CHICAGO—An investigational drug called axitinib is more effective than sorafenib in prolonging progression-free survival (PFS) in patients previously treated for metastatic renal cell carcinoma (mRCC), according to data presented at the 47th Annual Meeting of the American Society of Clinical Oncology.
In a phase 3 study comparing the two agents, median PFS was 6.7 among patients treated with axitinib and 4.7 months among those treated with sorafenib, reported Brian Rini, MD, of the Taussig Cancer Institute at Cleveland Clinic in Ohio.
“These data from the first head-to-head phase 3 study comparing active targeted therapies in advanced RCC are important for clinicians, as they help us advance our understanding of this tumor, where there are limited proven options for previously treated patients,” Dr. Rini said. “The clinically meaningful improvement in PFS seen with axitinib is even more encouraging as it was accompanied by generally manageable tolerability, an important consideration for these patients.”
Axitinib is an oral selective inhibitor of vascular endothelial growth factor (VEGF) receptors 1, 2, and 3. VEGF receptors are thought to play a role in the growth and spread of many tumors, including RCC, and breast, lung, thyroid, and colorectal cancer. VEGF receptors 1, 2, and 3 can influence tumor growth, vascular angiogenesis, and metastatic progression of cancer through lymphangiogensis than by inhibiting an individual pathway.
Dr. Rini and his colleagues conducted a randomized, open-label trial comparing the efficacy and safety of axitinib versus sorafenib as second-line therapy for metastatic RCC (mRCC).
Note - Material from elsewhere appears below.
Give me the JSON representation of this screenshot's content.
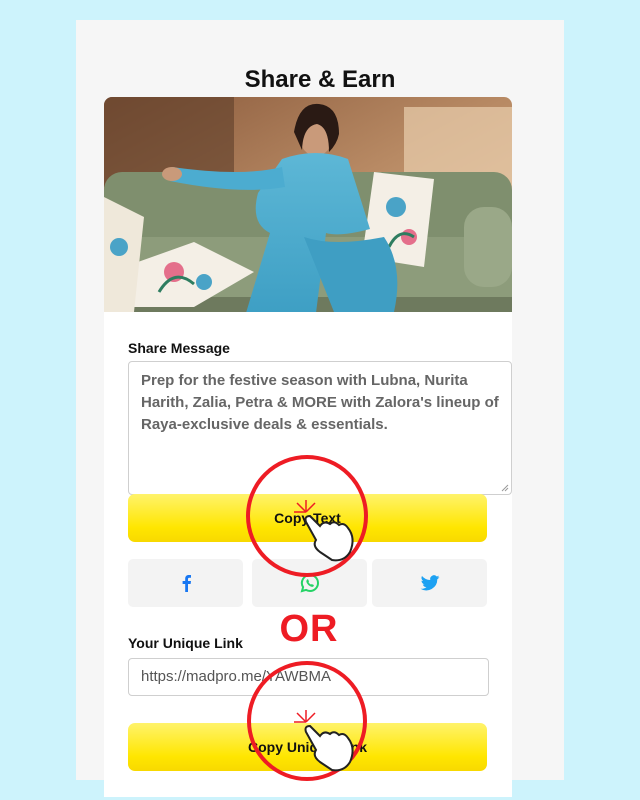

Eligible patients had clear cell mRCC after first-line systemic therapy with sunitinib, cytokines, bevacizumab, or temsirolimus.
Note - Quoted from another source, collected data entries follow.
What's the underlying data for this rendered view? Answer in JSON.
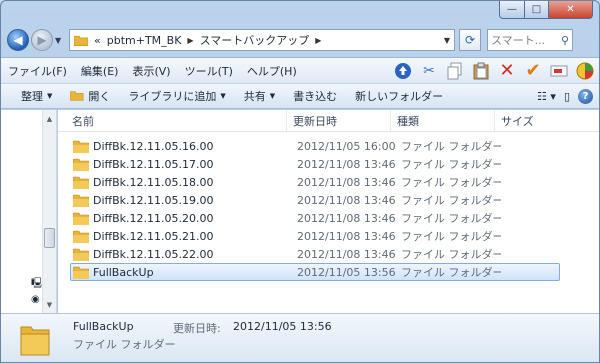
{
  "window": {
    "minimize_glyph": "—",
    "maximize_glyph": "□",
    "close_glyph": "✕"
  },
  "address": {
    "chevrons": "«",
    "crumbs": [
      "pbtm+TM_BK",
      "スマートバックアップ"
    ],
    "search_placeholder": "スマート..."
  },
  "menu": {
    "items": [
      "ファイル(F)",
      "編集(E)",
      "表示(V)",
      "ツール(T)",
      "ヘルプ(H)"
    ],
    "toolbar_icons": [
      "upload-icon",
      "scissors-icon",
      "copy-icon",
      "paste-icon",
      "delete-icon",
      "check-icon",
      "rename-icon",
      "properties-icon"
    ]
  },
  "commandbar": {
    "organize": "整理",
    "open": "開く",
    "include_library": "ライブラリに追加",
    "share": "共有",
    "burn": "書き込む",
    "new_folder": "新しいフォルダー"
  },
  "columns": {
    "name": "名前",
    "date": "更新日時",
    "type": "種類",
    "size": "サイズ"
  },
  "files": [
    {
      "name": "DiffBk.12.11.05.16.00",
      "date": "2012/11/05 16:00",
      "type": "ファイル フォルダー",
      "selected": false
    },
    {
      "name": "DiffBk.12.11.05.17.00",
      "date": "2012/11/08 13:46",
      "type": "ファイル フォルダー",
      "selected": false
    },
    {
      "name": "DiffBk.12.11.05.18.00",
      "date": "2012/11/08 13:46",
      "type": "ファイル フォルダー",
      "selected": false
    },
    {
      "name": "DiffBk.12.11.05.19.00",
      "date": "2012/11/08 13:46",
      "type": "ファイル フォルダー",
      "selected": false
    },
    {
      "name": "DiffBk.12.11.05.20.00",
      "date": "2012/11/08 13:46",
      "type": "ファイル フォルダー",
      "selected": false
    },
    {
      "name": "DiffBk.12.11.05.21.00",
      "date": "2012/11/08 13:46",
      "type": "ファイル フォルダー",
      "selected": false
    },
    {
      "name": "DiffBk.12.11.05.22.00",
      "date": "2012/11/08 13:46",
      "type": "ファイル フォルダー",
      "selected": false
    },
    {
      "name": "FullBackUp",
      "date": "2012/11/05 13:56",
      "type": "ファイル フォルダー",
      "selected": true
    }
  ],
  "details": {
    "name": "FullBackUp",
    "type": "ファイル フォルダー",
    "date_label": "更新日時:",
    "date": "2012/11/05 13:56"
  },
  "colors": {
    "selection_bg": "#cfe3fa",
    "selection_border": "#84acdd",
    "folder": "#e8b53a"
  }
}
In the study, which was conducted at centers in the United States, Europe, Asia, Canada, Australia, and Latin America, 361 patients received axitinib at a starting dose of 5 mg twice daily and 362 received sorafenib 400 mg twice daily. The study population had a mean age of 61 years and 75% were male.
Among patients previously treated with sunitinib, median PFS was significant longer in the axitinib recipients than the sorafenib-treated subjects (4.8 vs. 3.4 months). Among patients previously treated with cytokines, median PFS was nearly twice a long in axitinib recipients than sorafenib-treated patients (12.1 vs. 6.5 months).
The objective response rate, which was a secondary study endpoint, was more than double with axitinib compared with sorafenib in the overall patient population (19.4% vs. 9.4%).
“All these drugs are not the same,” Dr. Rini said. “It is important to know there are meaningful differences between these drugs and which ones may be most beneficial in a particular situation. Axitinib was better tolerated than we expected. The patients receiving it had less diarrhea, less rash, and less alopecia [compared with sorafenib recipients], and those are three side effects that are important to patients.”
The most common adverse events that occurred more frequently with axitnib than sorafenib were hypertension (40% vs. 29%), fatigue (39% vs. 32%), dysphonia (31% vs. 14%), and hypothyroidism (19% vs. 8%). Adverse events found to be more frequent with sorafenib were hand-foot syndrome (27% vs. 51%), rash (13% vs. 32%), alopecia (4% vs. 32%), and anemia (4% vs. 12%).